In the Company of Serpents – Lux Review

I’ve mentioned before that I quite enjoy the phenomenon of listening to a new album and immediately knowing which of my scribe litter-mates will enjoy said album. Got something heavier than a planet and math’d out to the point of being unlistenable? Give me my Kronos, yo! ‘What’s that cheesy thing making grampa-metal sounds, and why is it wearing jorts?’ Sounds like a job for… Captain 4.0ldeneye! For everything else, there’s TheKenWord. Today’s review, however, is one of doom for of Doom: In the Company of Serpents’ fourth full-length is an unholy concoction of sludge, doom and cowboys, and frankly things don’t get any Cherdier than that. I’m certain that Cherd Fergvson will take to Lux like BP took to the Gulf of Mexico’s seabed,1 which means I’m likewise certain that AMG Himself will care for it about as much as BP cared for the Gulf of Mexico’s seabed—but what does that mean for you?

For starters, it means you’re in for a bit of a weird ride. Things seem straightforward enough for the first few minutes of “The Fool’s Journey,” during which some enjoyable sludge-doom à la Ghost Brigade gets the album off to a grooving, driving start; indeed, the first time I heard the song drop gears into Motherslugging desert rock around the 4:00 mark, it was so unexpected and seemingly out of place that I was subconsciously certain that the next track had started. After a minute or so of ethereal chillaxation, things get thick and sludgy, then suddenly they get thickly Slugdgey with a downright deathy riff—and that’s just the first track. ItCoS own enough sonic property as to enjoy 3 wheelhouses—doom, sludge, and what the promo calls ‘spaghetti Western scores’—and they are apt to saddle up and roll out to the next one at any given time in any given song.

While this array of inspiration may initially sound like an odd combination, the songs on Lux are as strong as they come, finding equal success as a collective as when experienced in stand-alone listens. Much of this can be credited to Greg Netzorg’s vocal performance; just as his guitar frequently changes it’s tonal direction at a moments notice, Netzorg grunts, growls and croons his way through a disparate mix of sounds that somehow suits said shifting instrumental scenery to a T. When “Scales of Maat” morphs from Cult of Luna worship into something almost Ulcerated, it’s the most natural thing in the world, and somehow everyone is able to stay on the same wildly diferent page as the track slithers and writhes through a 6 minute metamorphosis. ItCoS are very much their own entity, and they conquer their unique kingdom by being completely united with themselves, in the heavy times of “The Fool’s Journey” as in the still desert air of “The Chasm at the Mouth of the All.”

Once upon a time, Jean Luc-Ricard lamented two crucial shortcomings on ItCoS’ part: insufficiently engaging songwriting and production woes, the former—and inherently subjective—grievance being cited against the quality of ItCoS’ riffs while the latter largely stemmed from the absence of a bassist at the time.

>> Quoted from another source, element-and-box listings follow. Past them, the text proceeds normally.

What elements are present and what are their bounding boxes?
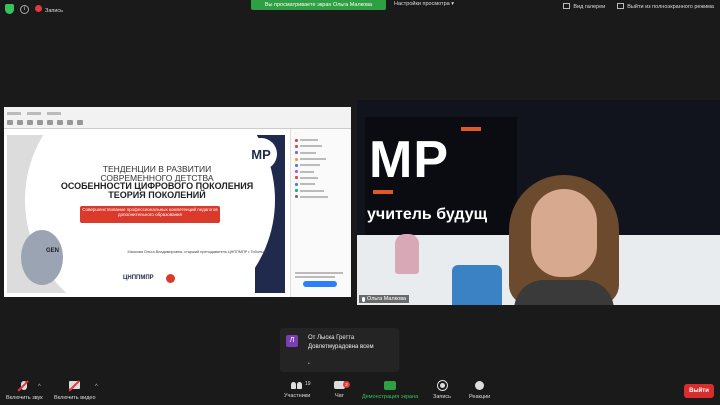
record-dot-icon	[35, 4, 42, 12]
share-screen-label: Демонстрация экрана	[362, 394, 419, 400]
chat-badge: 2	[343, 381, 350, 388]
muted-mic-icon	[17, 380, 30, 392]
participants-icon	[291, 381, 303, 389]
menu-item[interactable]	[7, 112, 21, 115]
sidebar-promo	[295, 272, 347, 287]
tool-icon	[295, 170, 298, 174]
camera-feed[interactable]: MP учитель будущ Ольга Малкова	[357, 100, 720, 305]
gen-label: GEN	[46, 248, 60, 254]
slide-red-banner: Совершенствование профессиональных компе…	[80, 206, 220, 223]
record-indicator[interactable]: Запись	[35, 4, 64, 14]
slide-photo	[21, 230, 63, 285]
tool-icon	[295, 157, 298, 161]
tool-icon[interactable]	[67, 120, 73, 125]
record-label: Запись	[45, 7, 64, 14]
record-button-label: Запись	[433, 394, 452, 400]
tool-icon	[295, 163, 298, 167]
shared-screen[interactable]: MP ТЕНДЕНЦИИ В РАЗВИТИИ СОВРЕМЕННОГО ДЕТ…	[4, 107, 351, 297]
promo-button[interactable]	[303, 281, 337, 287]
face	[531, 189, 597, 277]
chat-notification-text: От Лыска Гретта Довлетмурадовна всем	[308, 335, 374, 350]
avatar: Л	[286, 335, 298, 347]
accent-strip	[373, 190, 393, 194]
tool-icon[interactable]	[77, 120, 83, 125]
start-video-button[interactable]: Включить видео	[54, 380, 96, 401]
menu-item[interactable]	[47, 112, 61, 115]
accent-strip	[461, 127, 481, 131]
view-options-button[interactable]: Настройки просмотра ▾	[394, 1, 454, 7]
tool-icon	[295, 144, 298, 148]
share-banner: Вы просматриваете экран Ольга Малкова	[251, 0, 386, 10]
tool-icon	[295, 176, 298, 180]
tool-icon	[295, 151, 298, 155]
wall-text: учитель будущ	[367, 206, 488, 223]
wall-logo: MP	[369, 131, 449, 189]
chevron-down-icon: ▾	[451, 1, 454, 7]
body	[514, 280, 614, 305]
flowers	[395, 234, 419, 274]
tool-icon	[295, 138, 298, 142]
view-options-label: Настройки просмотра	[394, 1, 450, 7]
mic-icon	[362, 296, 365, 302]
grid-icon	[563, 3, 571, 9]
participant-video	[509, 175, 629, 305]
video-off-icon	[68, 380, 81, 392]
presentation-slide: MP ТЕНДЕНЦИИ В РАЗВИТИИ СОВРЕМЕННОГО ДЕТ…	[7, 135, 285, 293]
slide-title: ОСОБЕННОСТИ ЦИФРОВОГО ПОКОЛЕНИЯ ТЕОРИЯ П…	[60, 181, 254, 200]
participants-count: 19	[305, 381, 311, 387]
reactions-icon	[475, 381, 485, 390]
tool-icon	[295, 195, 298, 199]
reactions-button[interactable]: Реакции	[469, 381, 490, 400]
tool-icon[interactable]	[27, 120, 33, 125]
slide-org: ЦНППМПР	[123, 275, 154, 281]
tool-icon[interactable]	[37, 120, 43, 125]
participants-label: Участники	[284, 393, 311, 399]
tool-icon	[295, 182, 298, 186]
sidebar-tool[interactable]	[291, 194, 351, 200]
meeting-toolbar	[0, 375, 720, 405]
shield-icon[interactable]	[5, 4, 14, 14]
top-bar: i Запись Вы просматриваете экран Ольга М…	[0, 0, 720, 18]
exit-fullscreen-label: Выйти из полноэкранного режима	[627, 4, 714, 10]
exit-fullscreen-button[interactable]: Выйти из полноэкранного режима	[617, 3, 714, 10]
chat-label: Чат	[334, 393, 345, 399]
tool-icon[interactable]	[17, 120, 23, 125]
audio-options-caret[interactable]: ^	[38, 384, 41, 390]
chat-message-preview: •	[308, 361, 310, 367]
slide-author: Малкова Ольга Владимировна, старший преп…	[127, 250, 267, 254]
pdf-tools-sidebar	[290, 129, 351, 297]
org-logo-icon	[166, 274, 175, 283]
reactions-label: Реакции	[469, 394, 491, 400]
unmute-label: Включить звук	[6, 395, 43, 401]
gallery-view-label: Вид галереи	[573, 4, 606, 10]
exit-fullscreen-icon	[617, 3, 625, 9]
info-icon[interactable]: i	[20, 4, 29, 14]
start-video-label: Включить видео	[54, 395, 96, 401]
chair	[452, 265, 502, 305]
tool-icon[interactable]	[57, 120, 63, 125]
tool-icon	[295, 189, 298, 193]
video-options-caret[interactable]: ^	[95, 384, 98, 390]
tool-icon[interactable]	[7, 120, 13, 125]
gallery-view-button[interactable]: Вид галереи	[563, 3, 605, 10]
pdf-toolbar	[7, 120, 83, 125]
share-screen-button[interactable]: Демонстрация экрана	[362, 381, 418, 400]
share-screen-icon	[384, 381, 397, 390]
pdf-menu-bar	[4, 107, 351, 115]
record-icon	[437, 381, 447, 390]
pdf-viewer-chrome	[4, 107, 351, 129]
tool-icon[interactable]	[47, 120, 53, 125]
mp-logo: MP	[245, 138, 277, 170]
leave-meeting-button[interactable]: Выйти	[684, 384, 714, 398]
menu-item[interactable]	[27, 112, 41, 115]
record-button[interactable]: Запись	[433, 381, 451, 400]
chat-notification[interactable]: Л От Лыска Гретта Довлетмурадовна всем •	[280, 328, 399, 372]
participant-name-tag: Ольга Малкова	[359, 295, 410, 303]
participant-name: Ольга Малкова	[367, 296, 407, 302]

Today, I have news of each variety. The good: ItCoS have greatly improved their abilities to craft memorable riffs and songs in general, to my obviously wildly superior ears anyway; “The Chasm…,” a curious but delightful dance in the desert between Electric Wizard and Ghost Brigade, is among of the more intriguing things I’ve heard all year, and the rest of the album is just as uniquely enjoyable. The bad: while the band now features full-time bassist Ben Pitts, negating that particular gripe, there are still production issues. Namely, volume: anytime the album transitions from clean sounds to electric distortion—which occurs often—the accompanying change in volume is almost always literally painful. A somewhat minor offense considering Lux’s otherwise total success, but an offense all the same—and quite an annoying one, at that.

Lux is a bit difficult to describe, yet pretty easy to recommend. Our other resident Muppet, who is vastly wiser than I and yet was unable to prevent this album from falling into my unqualified claws, describes it as a ‘bit of a mix between Goatsnake and Eagle Twin,’ but I find that description to be entirely too informative. As far as I’m concerned, Lux is the sound of a wild Cherd in it’s natural habitat, at home on the range where the doom and the sludge monsters play. A helpful description? Not even a little, but I’m not the reviewer you creeps need, yo, and I say it’s the assessment that you deserve.


Rating: 3.02/5.0
DR: 8 | Format Reviewed: 320 kbps mp3
Label: Self-Released
Websites: inthecompanyofserpentsdoom.bandcamp.com | facebook.com/inthecompanyofserpents
Releases Worldwide: May 15th, 2020

Show 2 footnotes

  1. He’s gonna dig it, yo.
  2. Obviously that rating is way too high for this album to truly, fully embody absolute Cherddom. Them’s Huck numbers, yo.